25 Sept 2012

International law takes on cyber: significant challenges ahead

Speaking at the U.S. Cyber Command Inter-Agency Legal Conference last week, U.S. State Department Legal Advisor Harold Koh confirmed the U.S. position that international law is applicable to the cyber environment.

In his speech, Koh outlined ten principles guiding U.S. efforts on cyber engagement in the international space, most of which align with key provisions of the Tallinn Manual on the International Law Applicable to Cyber Warfare. Released in early September by NATO's Cooperative Cyber Defense Center of Excellence (CCD COE), the draft unofficial document was compiled from the opinions of legal and technical experts, and examines how existing international law, jus ad bellum and jus in bello, applies to the cyber environment.

As the incidence of maligned cyber operations increases, there is a burgeoning need for an international code of conduct between states – a “cyber relations manual.”  Given the novel and preeminently intangible characteristics of cyber, the application of laws designed for kinetic activity to this domain presents several challenges that have impeded further development of legal frameworks.
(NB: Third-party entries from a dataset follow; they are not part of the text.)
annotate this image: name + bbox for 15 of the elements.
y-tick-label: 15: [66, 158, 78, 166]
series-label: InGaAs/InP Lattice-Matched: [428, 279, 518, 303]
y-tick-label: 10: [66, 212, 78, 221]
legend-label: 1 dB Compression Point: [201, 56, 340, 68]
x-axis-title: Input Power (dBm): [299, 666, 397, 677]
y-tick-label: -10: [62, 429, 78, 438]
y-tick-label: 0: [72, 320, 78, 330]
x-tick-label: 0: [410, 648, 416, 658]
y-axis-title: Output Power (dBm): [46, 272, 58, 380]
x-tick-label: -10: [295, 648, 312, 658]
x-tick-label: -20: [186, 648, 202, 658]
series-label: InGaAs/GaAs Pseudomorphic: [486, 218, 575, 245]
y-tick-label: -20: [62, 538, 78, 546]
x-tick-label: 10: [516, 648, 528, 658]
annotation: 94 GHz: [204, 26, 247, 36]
Fundamental principles of international law – thresholds, sovereignty, and attribution – prove particularly challenging to translate to the cyber environment, as demonstrated by the expert opinions set forth in the Tallinn Manual.
 
Thresholds
- International law would come into play when a cyber operation conducted within the context of an international armed conflict breaches a threshold that qualifies it as a “use of force” equal to kinetic activity.  According to Rule 30 of the Tallinn Manual, a cyber operation would be a cyber attack if “reasonably expected to cause injury or death to persons or damage or destruction to objects.” Considering the intangible nature of a cyber operation, physical damage is a tall, but certainly not impossible, order. Interestingly, the more pressing concerns of surveillance malware, cyber espionage, and financial crimes would likely be relegated to the domestic arena as cyber crime.
 
Sovereignty
- International law is grounded in state sovereignty, a somewhat abstract concept that has underpinned the architecture of world order since Westphalia: the independent authority of a government exercised over a discrete geographic area. Conversely, it would seem that the architecture of the cyber environment has developed outside modern notions of geopolitics, especially given that its end product, information, transcends all geopolitical and social boundaries.
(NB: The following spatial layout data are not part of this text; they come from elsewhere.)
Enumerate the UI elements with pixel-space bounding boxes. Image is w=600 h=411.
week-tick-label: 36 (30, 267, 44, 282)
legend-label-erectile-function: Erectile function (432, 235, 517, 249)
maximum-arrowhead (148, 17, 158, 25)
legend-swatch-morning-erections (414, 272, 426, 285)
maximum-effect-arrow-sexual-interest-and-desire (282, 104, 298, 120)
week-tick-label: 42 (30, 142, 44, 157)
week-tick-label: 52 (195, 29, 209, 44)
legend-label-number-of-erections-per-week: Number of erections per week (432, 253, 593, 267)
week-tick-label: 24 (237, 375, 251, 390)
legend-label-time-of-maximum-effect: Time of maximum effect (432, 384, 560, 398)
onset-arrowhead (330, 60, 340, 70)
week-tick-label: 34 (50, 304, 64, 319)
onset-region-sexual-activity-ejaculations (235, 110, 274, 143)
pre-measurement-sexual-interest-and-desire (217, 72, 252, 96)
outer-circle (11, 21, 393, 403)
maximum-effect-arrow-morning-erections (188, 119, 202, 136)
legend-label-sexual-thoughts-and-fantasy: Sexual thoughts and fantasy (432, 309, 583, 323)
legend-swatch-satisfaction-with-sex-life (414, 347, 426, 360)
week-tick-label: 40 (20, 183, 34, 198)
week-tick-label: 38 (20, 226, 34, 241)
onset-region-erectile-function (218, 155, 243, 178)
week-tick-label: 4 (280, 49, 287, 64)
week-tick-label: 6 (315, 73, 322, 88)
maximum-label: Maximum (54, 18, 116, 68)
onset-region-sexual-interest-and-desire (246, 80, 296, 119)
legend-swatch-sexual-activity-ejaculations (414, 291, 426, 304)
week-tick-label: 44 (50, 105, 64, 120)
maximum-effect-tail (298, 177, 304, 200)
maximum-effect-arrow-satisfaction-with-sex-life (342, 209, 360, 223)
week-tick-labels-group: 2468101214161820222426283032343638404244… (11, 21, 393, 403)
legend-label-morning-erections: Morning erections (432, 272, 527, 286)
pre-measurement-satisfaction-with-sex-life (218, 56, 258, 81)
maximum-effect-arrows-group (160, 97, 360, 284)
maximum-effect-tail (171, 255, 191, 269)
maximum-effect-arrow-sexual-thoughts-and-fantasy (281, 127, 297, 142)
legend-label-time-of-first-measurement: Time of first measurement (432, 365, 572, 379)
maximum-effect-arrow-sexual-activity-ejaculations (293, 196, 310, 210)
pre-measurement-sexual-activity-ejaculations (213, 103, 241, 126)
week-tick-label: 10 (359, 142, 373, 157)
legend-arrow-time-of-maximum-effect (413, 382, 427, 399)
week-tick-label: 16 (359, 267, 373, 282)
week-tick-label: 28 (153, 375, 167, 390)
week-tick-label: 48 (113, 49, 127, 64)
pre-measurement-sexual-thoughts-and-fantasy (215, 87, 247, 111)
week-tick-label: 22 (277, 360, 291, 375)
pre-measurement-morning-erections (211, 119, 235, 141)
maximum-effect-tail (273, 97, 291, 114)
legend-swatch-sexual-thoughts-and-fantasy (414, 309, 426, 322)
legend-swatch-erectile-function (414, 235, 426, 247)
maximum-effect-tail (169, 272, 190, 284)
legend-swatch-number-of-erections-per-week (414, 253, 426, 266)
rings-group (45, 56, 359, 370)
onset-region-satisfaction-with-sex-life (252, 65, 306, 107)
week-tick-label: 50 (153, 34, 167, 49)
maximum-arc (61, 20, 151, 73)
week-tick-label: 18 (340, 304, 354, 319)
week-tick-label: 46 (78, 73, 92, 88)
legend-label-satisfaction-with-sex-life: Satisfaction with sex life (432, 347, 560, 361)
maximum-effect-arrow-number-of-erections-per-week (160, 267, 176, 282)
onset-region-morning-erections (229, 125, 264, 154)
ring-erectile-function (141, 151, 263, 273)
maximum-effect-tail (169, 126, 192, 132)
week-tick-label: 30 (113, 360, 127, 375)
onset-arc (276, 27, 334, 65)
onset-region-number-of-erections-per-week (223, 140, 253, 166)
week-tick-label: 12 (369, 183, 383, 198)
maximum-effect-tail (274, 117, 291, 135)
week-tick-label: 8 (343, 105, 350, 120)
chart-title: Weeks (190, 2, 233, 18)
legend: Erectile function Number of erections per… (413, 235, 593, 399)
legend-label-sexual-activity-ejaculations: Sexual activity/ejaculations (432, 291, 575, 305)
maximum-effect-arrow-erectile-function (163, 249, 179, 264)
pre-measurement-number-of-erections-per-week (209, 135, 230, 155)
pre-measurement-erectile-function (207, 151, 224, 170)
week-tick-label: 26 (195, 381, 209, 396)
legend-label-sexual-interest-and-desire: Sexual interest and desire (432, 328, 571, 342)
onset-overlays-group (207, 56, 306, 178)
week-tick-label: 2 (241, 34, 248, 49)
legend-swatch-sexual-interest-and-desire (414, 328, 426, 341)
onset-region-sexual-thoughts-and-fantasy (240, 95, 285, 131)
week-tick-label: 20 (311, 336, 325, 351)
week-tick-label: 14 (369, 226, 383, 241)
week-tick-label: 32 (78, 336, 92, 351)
However, a physical infrastructure underlies the cyber environment, from one nation’s servers to undersea cables linking continents to satellites bouncing signals overhead. This infrastructure is owned piecemeal by individual nations and is therefore subject to international law. As such, a nation exercises sovereign control over the cyber infrastructure inside its territory or in its possession; a nation also has jurisdiction over any cyber activities conducted within itsterritory as well as those that use its infrastructure, whether such activities originate within its territory or are simply passing through.
 
Attribution
- Cyber activity lends itself to anonymity via multiple layers of abstraction. To oversimplify, a cyber operation can be launched by a citizen of State A from the territory of State B and target State C. The citizen of State A can use various techniques at the point of origin to obscure his identity as well as route the operation through any number of nations and infrastructures between the operation’s launch in State B, and its target, State C.
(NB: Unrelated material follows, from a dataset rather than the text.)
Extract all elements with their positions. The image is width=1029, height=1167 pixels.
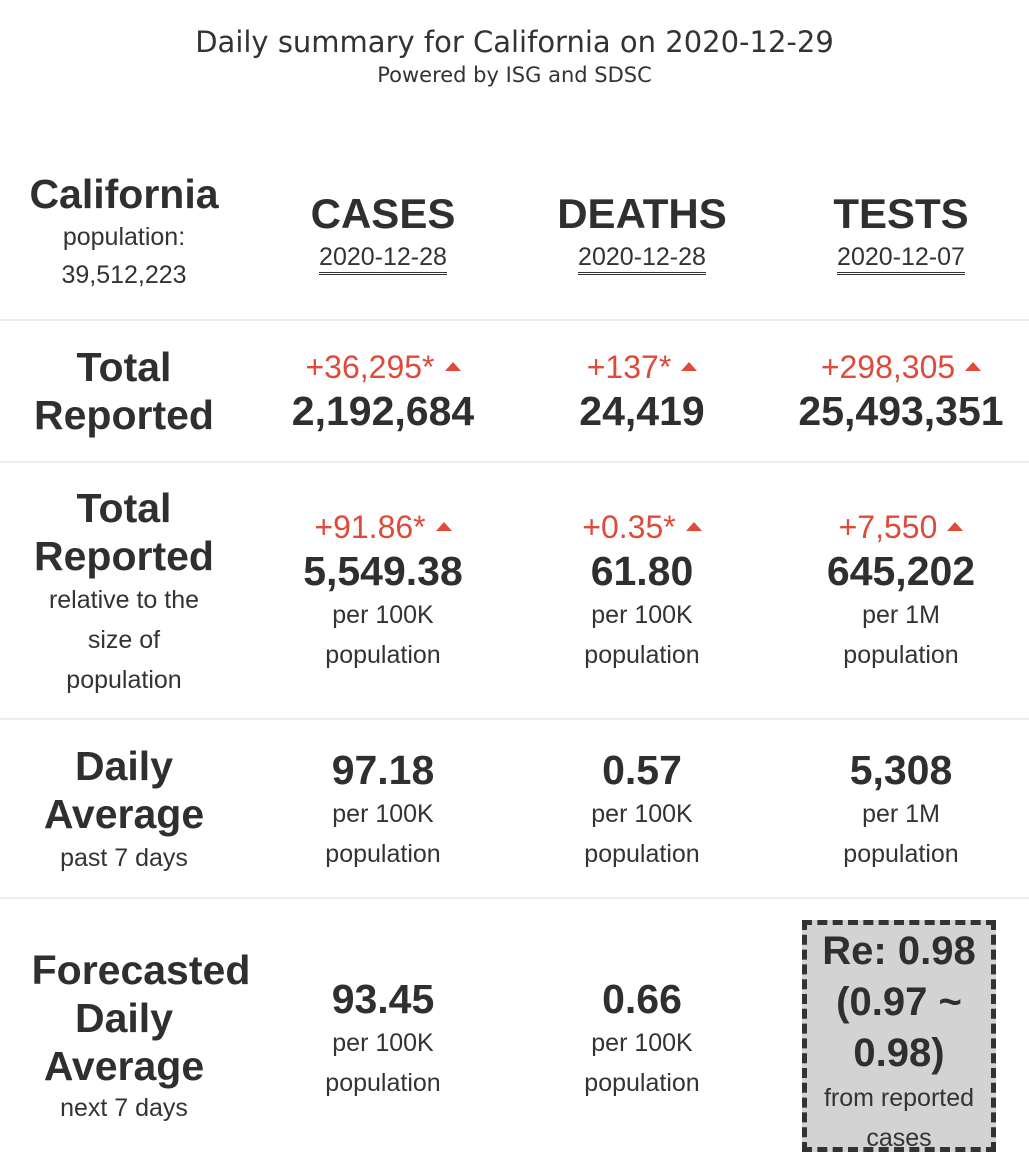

Determining responsibility for a cyber operation requires both the technical ability to trace the operation back to its creator – an effort that fails more often that it succeeds – and a legal framework by which to assign responsibility. If the perpetrator of a cyber attack were to be found, assigning responsibility remains a complicated matter because it is not relegated solely to the perpetrator. The operation’s point of origin, the infrastructures through which it passed, its target, resulting damage, and jurisdiction at each node in the attack would also factor into any determinations on state-level culpability.

Technology has historically preceded the law. Cyber operations have already far outpaced the development of legal frameworks, which face challenges in translating fundamental principles of international law to the cyber domain. While a cyber operation that unequivocally breaches international law may have yet to occur, the current absence of a legal framework enables actors deserving of punitive action to operate without accountability. It also leaves open the future potential for false-positives (incorrect assignments of responsibility) and unintended consequences. Koh’s address was well-timed. There is a growing demand to understand how international law applies in the cyber environment, and it is essential that the U.S. have a leading role in the discussion.